Hispanics shoulder hardships, racism

With the passing of Martin Luther King Jr. Day this week, I began thinking about racism in this country. Does it still exist?

Although the United States has taken great strides in the past four decades regarding civil rights, I came to the conclusion that sadly, racism is still a problem. In this region of the nation, one ethnic group in particular — Hispanics — seems to be especially discriminated against.

I have grown up in this area my entire life, and unfortunately, I have been sickened most of my life by the amount of racism here. With the influx of Hispanic immigrants, namely Mexicans, in the last decade, I have also noticed an increase in prejudice against them. The Latino population in Missouri alone has increased 92 percent over the last 10 years. Although this state ranked only 24th in total Mexican population in 2000 with 77,887, that population had increased 103.5 percent since 1990 according to the Inter-University Program for Latino Research. With this rise in population, an increase in racism has also occurred. People complain that Mexicans are taking all our jobs; they aren’t educated; they are in the United States, so they should always speak our language; they are border-jumpers who don’t belong here and should stay in their own country. I won’t even mention the racial slurs.

My arguments against these complaints have always been the same:

*If someone wants that job instead, that person should try harder to get that job instead of sitting around complaining.

*According to a business Web site from St. Louis Community College, more than the majority of Mexicans in the United States have a high school diploma.

*While Mexicans are required to learn English by immigration laws, they do not have to speak English all the time because, as many people are unaware, the United States does not have an official language.

*Some Mexicans do cross the border illegally, but most enter this country the proper way.

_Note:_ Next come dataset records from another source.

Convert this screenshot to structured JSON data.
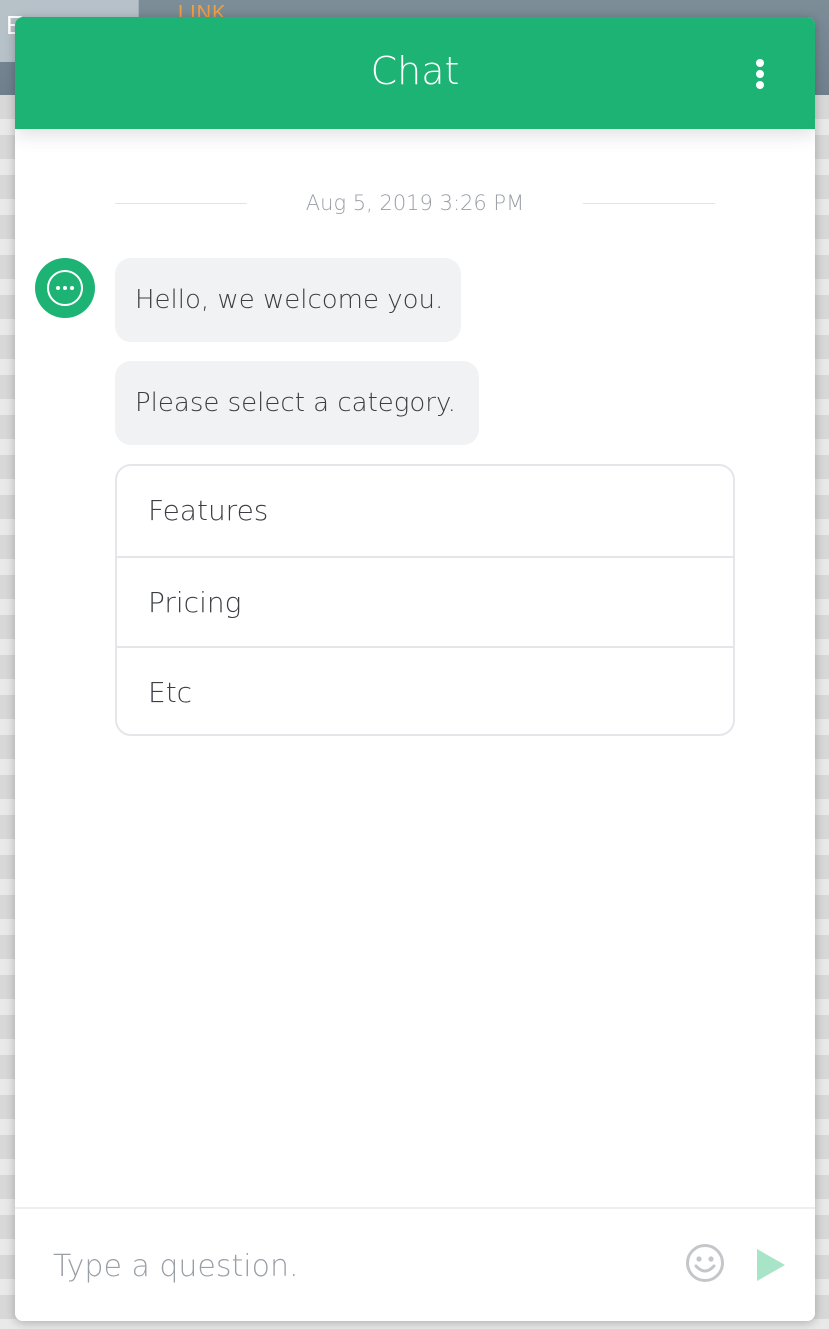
{
  "background": {
    "tab_text": "E",
    "link_text": "LINK"
  },
  "header": {
    "title": "Chat",
    "color": "#1db374"
  },
  "conversation": {
    "timestamp": "Aug 5, 2019 3:26 PM",
    "messages": [
      {
        "sender": "bot",
        "text": "Hello, we welcome you."
      },
      {
        "sender": "bot",
        "text": "Please select a category."
      }
    ],
    "options": [
      "Features",
      "Pricing",
      "Etc"
    ]
  },
  "composer": {
    "placeholder": "Type a question.",
    "emoji_icon": "smiley-face-icon",
    "send_icon": "send-triangle-icon",
    "send_color": "#a8e4c8"
  }
}
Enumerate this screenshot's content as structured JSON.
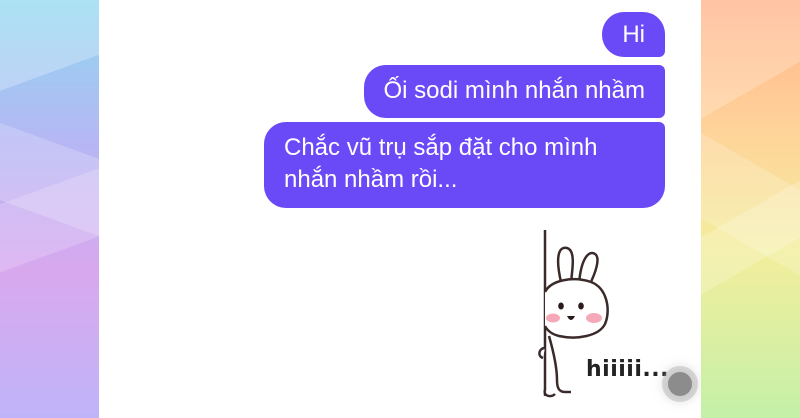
{
  "messages": [
    {
      "text": "Hi",
      "sender": "me"
    },
    {
      "text": "Ối sodi mình nhắn nhầm",
      "sender": "me"
    },
    {
      "text": "Chắc vũ trụ sắp đặt cho mình nhắn nhầm rồi...",
      "sender": "me"
    }
  ],
  "sticker": {
    "caption": "hiiiii...",
    "icon": "bunny-peeking-sticker"
  },
  "colors": {
    "bubble": "#6a4af7",
    "bubble_text": "#ffffff",
    "chat_bg": "#ffffff"
  }
}
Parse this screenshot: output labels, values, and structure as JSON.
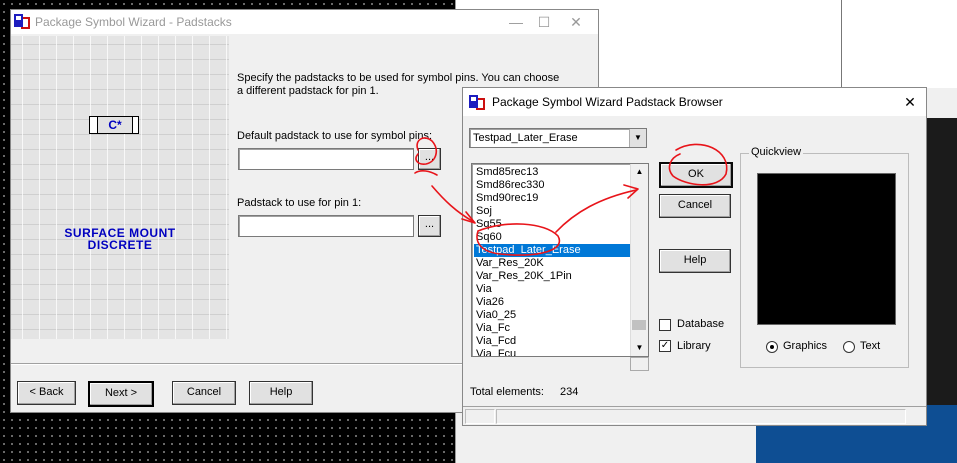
{
  "wizard": {
    "title": "Package Symbol Wizard - Padstacks",
    "instructions_line1": "Specify the padstacks to be used for symbol pins. You can choose",
    "instructions_line2": "a different padstack for pin 1.",
    "default_label": "Default padstack to use for symbol pins:",
    "default_value": "",
    "pin1_label": "Padstack to use for pin 1:",
    "pin1_value": "",
    "browse_label": "...",
    "chip_label": "C*",
    "type_line1": "SURFACE MOUNT",
    "type_line2": "DISCRETE",
    "buttons": {
      "back": "< Back",
      "next": "Next >",
      "cancel": "Cancel",
      "help": "Help"
    }
  },
  "browser": {
    "title": "Package Symbol Wizard Padstack Browser",
    "filter_value": "Testpad_Later_Erase",
    "list_items": [
      "Smd85rec13",
      "Smd86rec330",
      "Smd90rec19",
      "Soj",
      "Sq55",
      "Sq60",
      "Testpad_Later_Erase",
      "Var_Res_20K",
      "Var_Res_20K_1Pin",
      "Via",
      "Via26",
      "Via0_25",
      "Via_Fc",
      "Via_Fcd",
      "Via_Fcu"
    ],
    "selected_item": "Testpad_Later_Erase",
    "buttons": {
      "ok": "OK",
      "cancel": "Cancel",
      "help": "Help"
    },
    "quickview_label": "Quickview",
    "checkbox_database": {
      "label": "Database",
      "checked": false
    },
    "checkbox_library": {
      "label": "Library",
      "checked": true
    },
    "radio_graphics": {
      "label": "Graphics",
      "selected": true
    },
    "radio_text": {
      "label": "Text",
      "selected": false
    },
    "total_label": "Total elements:",
    "total_value": "234"
  },
  "colors": {
    "selection": "#0078d7",
    "annotation": "#e8141a",
    "wizard_type_text": "#0000c0"
  }
}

And I don’t believe anyone who says they wouldn’t leave one country to come to another that offers a better life for them and their family.

*For anyone who uses racial slurs, they are simply uneducated themselves. In fact, Mexicans are helping, not hurting, our country by stimulating the economy. According to The American Immigration Law Foundation, the Mexican workforce played a vital role in helping the U.S. unemployment rate fall from 6.3 percent in 1990 to 3.9 in 2000. Mexican immigrants were 2 percent of the labor force in 1990. That figure doubled by 2000 to 4 percent. Obviously, the racism against Mexican immigrants lacks validity. In fact, racism is wrong, period.